Actually, I also had 2 big plastic bags of really good paprika that I had gotten at a Hungarian deli, and I was wondering if it scanned as cocaine when it went through the x-ray machine, but no, it was the coffee can. The younger (Quebecois) dude who stopped me looked a little confused when I pulled out all those coffee cans from my luggage and he had to swab them, so I was like, "I collect coffee cans, and I found many new coffee cans on this trip."

"Oh," he was like, looking a little confused.

Then, looking at all of the cans I had unpacked, he was like, "Where is your can of Tim Hortons?", and I explained that I had gotten one of those at a Tim Hortons in the Detroit area last year, since the chain is expanding into America.

"The can is bilingual," I said, "although I bought it in the United States. One side says 'always fresh', and the other says 'toujours frais', and there is pictures of people skating on it. It is a Christmas can."

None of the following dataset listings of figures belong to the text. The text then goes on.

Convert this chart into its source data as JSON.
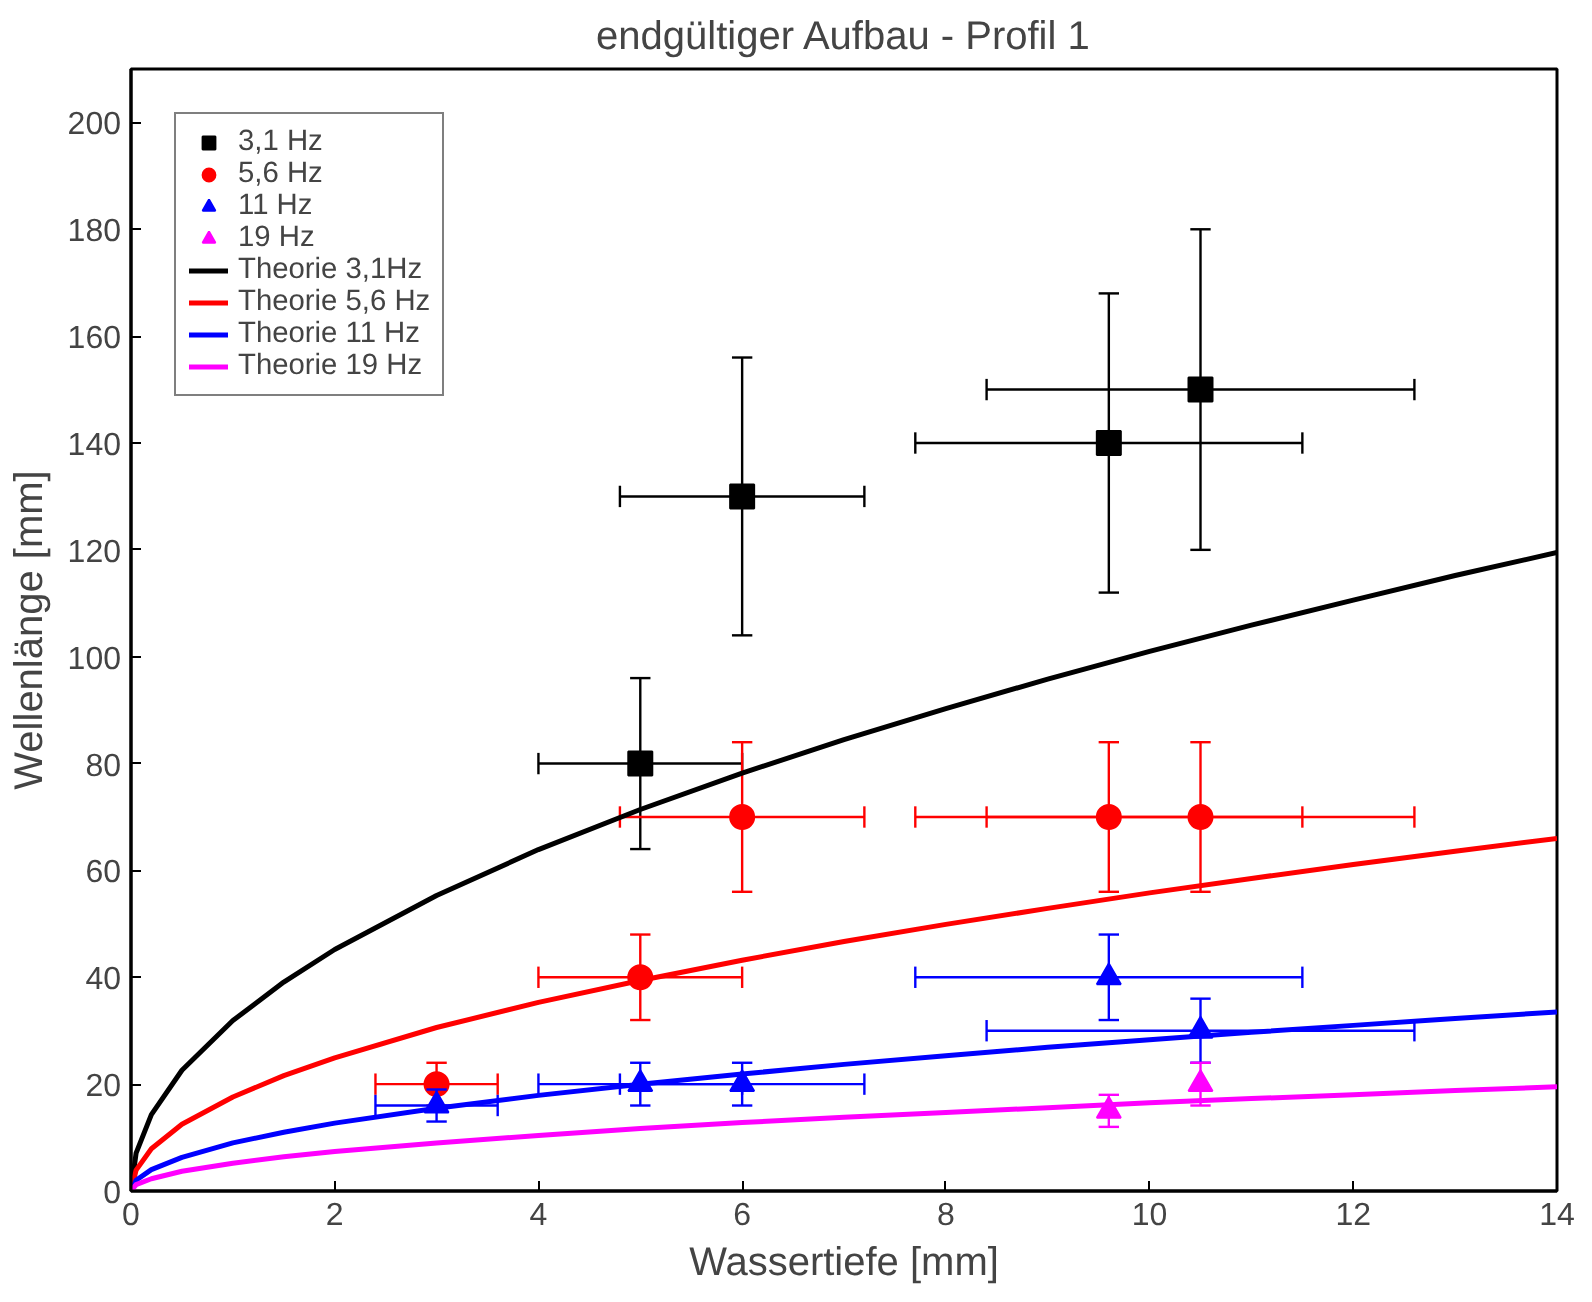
{
  "chart_data": {
    "type": "scatter",
    "title": "endgültiger Aufbau - Profil 1",
    "xlabel": "Wassertiefe [mm]",
    "ylabel": "Wellenlänge [mm]",
    "xlim": [
      0,
      14
    ],
    "ylim": [
      0,
      210
    ],
    "xticks": [
      0,
      2,
      4,
      6,
      8,
      10,
      12,
      14
    ],
    "yticks": [
      0,
      20,
      40,
      60,
      80,
      100,
      120,
      140,
      160,
      180,
      200
    ],
    "grid": false,
    "legend": "top left",
    "series": [
      {
        "name": "3,1 Hz",
        "marker": "square",
        "color": "#000000",
        "x": [
          5,
          6,
          9.6,
          10.5
        ],
        "values": [
          80,
          130,
          140,
          150
        ],
        "errors": [
          16,
          26,
          28,
          30
        ],
        "xerrors": [
          1,
          1.2,
          1.9,
          2.1
        ]
      },
      {
        "name": "5,6 Hz",
        "marker": "circle",
        "color": "#ff0000",
        "x": [
          3,
          5,
          6,
          9.6,
          10.5
        ],
        "values": [
          20,
          40,
          70,
          70,
          70
        ],
        "errors": [
          4,
          8,
          14,
          14,
          14
        ],
        "xerrors": [
          0.6,
          1,
          1.2,
          1.9,
          2.1
        ]
      },
      {
        "name": "11 Hz",
        "marker": "triangle",
        "color": "#0000ff",
        "x": [
          3,
          5,
          6,
          9.6,
          10.5
        ],
        "values": [
          16,
          20,
          20,
          40,
          30
        ],
        "errors": [
          3,
          4,
          4,
          8,
          6
        ],
        "xerrors": [
          0.6,
          1,
          1.2,
          1.9,
          2.1
        ]
      },
      {
        "name": "19 Hz",
        "marker": "triangle",
        "color": "#ff00ff",
        "x": [
          9.6,
          10.5
        ],
        "values": [
          15,
          20
        ],
        "errors": [
          3,
          4
        ]
      },
      {
        "name": "Theorie 3,1Hz",
        "type": "line",
        "color": "#000000",
        "x": [
          0,
          0.05,
          0.2,
          0.5,
          1,
          1.5,
          2,
          3,
          4,
          5,
          6,
          7,
          8,
          9,
          10,
          11,
          12,
          13,
          14
        ],
        "values": [
          0,
          7.1,
          14.3,
          22.6,
          31.9,
          39.1,
          45.2,
          55.3,
          63.9,
          71.4,
          78.2,
          84.5,
          90.3,
          95.8,
          101,
          105.9,
          110.6,
          115.2,
          119.5
        ]
      },
      {
        "name": "Theorie 5,6 Hz",
        "type": "line",
        "color": "#ff0000",
        "x": [
          0,
          0.05,
          0.2,
          0.5,
          1,
          1.5,
          2,
          3,
          4,
          5,
          6,
          7,
          8,
          9,
          10,
          11,
          12,
          13,
          14
        ],
        "values": [
          0,
          3.9,
          7.9,
          12.5,
          17.6,
          21.6,
          24.9,
          30.6,
          35.3,
          39.4,
          43.2,
          46.7,
          49.9,
          52.9,
          55.8,
          58.5,
          61.1,
          63.6,
          66
        ]
      },
      {
        "name": "Theorie 11 Hz",
        "type": "line",
        "color": "#0000ff",
        "x": [
          0,
          0.05,
          0.2,
          0.5,
          1,
          1.5,
          2,
          3,
          4,
          5,
          6,
          7,
          8,
          9,
          10,
          11,
          12,
          13,
          14
        ],
        "values": [
          0,
          2.0,
          4.0,
          6.3,
          9.0,
          11.0,
          12.7,
          15.5,
          17.9,
          20.0,
          21.9,
          23.7,
          25.3,
          26.9,
          28.3,
          29.7,
          31.0,
          32.3,
          33.5
        ]
      },
      {
        "name": "Theorie 19 Hz",
        "type": "line",
        "color": "#ff00ff",
        "x": [
          0,
          0.05,
          0.2,
          0.5,
          1,
          1.5,
          2,
          3,
          4,
          5,
          6,
          7,
          8,
          9,
          10,
          11,
          12,
          13,
          14
        ],
        "values": [
          0,
          1.2,
          2.3,
          3.7,
          5.2,
          6.4,
          7.4,
          9.0,
          10.4,
          11.7,
          12.8,
          13.8,
          14.7,
          15.6,
          16.5,
          17.3,
          18.0,
          18.8,
          19.5
        ]
      }
    ]
  }
}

"Yes," he was like, "Tim Hortons produces seasonal cans."

Monday, November 16, 2009

Purple.

I recently got a really cool scarf that has mostly dark and light gray and black stripes,with a few stripes of lavender and deep purple mixed in. The other night, then, I was coming back on the bus, and since it was packed, I had to stand near the front, right next to this younger (black) girl who was seated and had a short curly haircut, with the curls on the top front of her head dyed the same shade of deep purple.

"Nice hair!", I was like. "You should be wearing this scarf."

"Thanks," she was like. "You know, it's my favorite color."

Sunday, November 15, 2009

Forgot.

I forgot --

At that last sex doc, there's this one late middle-aged (black) guy with a beard who comes sometimes, and who gives me the feeling that he's not quite all there... He talks way too much, and doesn't notice that he's acting boorish, and I always think that people who don't pick up on other people's social cues have a little something wrong with them.

Anyhow, the dude used to work for Playboy, and he was saying that there's no telling how your children will turn out, that they're their own people, and that though his daughter was around everything as a kid, she now is a really conservative "I want to find one boyfriend and settle down"-type.

"And I remember when she used to be playing in the office and the gay art director was xeroxing his balls on the photocopier right there," he was like.

He also added that he was of mixed feelings about not always being able to be upfront about your sex life even if it was nothing to be ashamed of, and that it was hard for him to stop going to sex parties during the custody battle.